Like many things, it depends what you mean by consciousness. I’m happy to say that I deny phenomenal consciousness. But people who reject physicalism don’t own words and don’t get to define those words in such a way so as to imbue them with their particular philosophical positions.
It’s like you go into a doctor’s office and ask them why your head hurts, and then they deny that your head hurts. They say “oh sure, there is a tumor in your head, but there’s no hurting over and above there being a tumor and you reacting to it.” But that’s obviously crazy! I feel the headache.
No. It’s not like that at all. I don’t even know what this analogy is supposed to illustrate. If someone told me their head hurts, I would not deny that their head hurts. But suppose that this person was convinced that all suffering and pain was caused by demons, and that this was a non-negotiable feature of what they take the term “hurt” to refer to. In that case, we could then distinguish between what I take “hurt” to mean, hurt_L (Lance’s definition of hurt), and what they take hurt to mean, hurt_D (The notion that hurting is caused by demons). In that case, I’d say hurt_D does not exist, but hurt_L does. A doctor who believes in hurt_L would still want to treat the patient, because they would correctly judge that hurt_L is occurring, but not hurt_D.
Just the same, we can designate consciousness_P (a physicalist account of consciousness), and consciousness_Q (qualia-based conceptions of consciousness). We deny consciousness_Q, but not consciousness_P.
On considering your example, it genuinely looks to me like you’re conflating terms and the phenomena those terms refer to, and are mistakenly thinking that those of us who deny consciousness exists are denying the phenomena in question rather than what we’re actually denying - the explanations you have for what that phenomena is. And the mistake here is one you are making, not us: you are treating your conception of the phenomena as a feature of the phenomena, such that to deny your conception of it is to deny the phenomena itself.

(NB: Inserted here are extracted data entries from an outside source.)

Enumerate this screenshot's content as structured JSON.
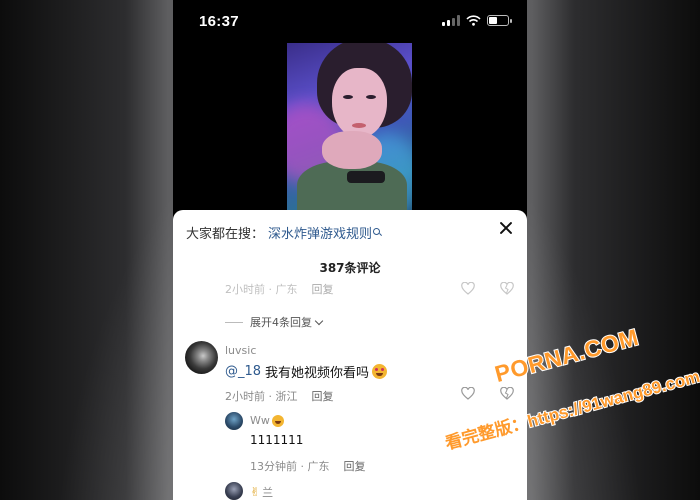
{
  "status_bar": {
    "time": "16:37",
    "battery_level": 0.45
  },
  "search": {
    "prefix": "大家都在搜：",
    "query": "深水炸弹游戏规则"
  },
  "comments_header": {
    "count_label": "387条评论"
  },
  "prev_comment": {
    "time": "2小时前 · 广东",
    "reply": "回复"
  },
  "expand": {
    "label": "展开4条回复"
  },
  "main_comment": {
    "username": "luvsic",
    "mention": "@_18",
    "text": "我有她视频你看吗",
    "time": "2小时前 · 浙江",
    "reply": "回复"
  },
  "sub_comment": {
    "username": "Ww",
    "text": "1111111",
    "time": "13分钟前 · 广东",
    "reply": "回复"
  },
  "sub_comment_2": {
    "username": "兰"
  },
  "watermark": {
    "line1": "PORNA.COM",
    "line2": "看完整版：https://91wang89.com"
  },
  "colors": {
    "link": "#2f5a8e",
    "watermark": "#ff9a2c"
  }
}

Now, you could say that what you’re referring to, that which is to be explained, just is the qualia, but this strikes me as an unwitting instance of question-begging: I believe proponents of qualia are baking in their metaphysical theses and substantive philosophical views into your accounts.
In short, I think you may be conflating the explanandum with the explanans, treating the former as the latter, and helping yourself to the very claims we are challenging in a way that strikes me as very close to question-begging, if it doesn’t involve begging the question outright. So I can put it bluntly this way: I deny there is any such thing as “qualia” in need of explaining. Unless you or others can present some good reason for me to think there are qualia (and I don’t think you can), I think it’s more likely you’re making a mistake somewhere than that we are. Indeed, like stance-independent moral facts, I think you and others cannot even explain what “qualia,” are, and I suspect it’s not simply that qualia don’t exist, but that the very notion of qualia is meaningless. In this respect, my views are actually more extreme than illusionists. I endorse Mandik’s positions, meta-illusionism and qualia quietism.
It seems to me like the type a physicalists are as badly confused as those who deny thought experiments on the grounds that they’re unrealistic, if not more so. And yet, many of them are very smart and philosophically trained? So what’s going on?
I think what’s going on is that you are studying and thinking within the strictures of contemporary analytic philosophy, which has a variety of methodological shortcomings due to standing on rocky metaphilosophical foundations. I’m not sure how much you’ve looked into e.g., Wittgenstein’s later work, or pragmatism, or to critiques of contemporary analytic philosophy, but much of the reason I suspect I’m not moved by the concerns you raise is because I reject the metaphilosophical foundations they stem from.
References
Jack, A. I., & Robbins, P. (2012). The phenomenal stance revisited. Review of Philosophy and Psychology, 3(3), 383-403.
Mandik, P. (2016). Meta-illusionism and qualia quietism. Journal of Consciousness Studies, 23(11-12), 140-148.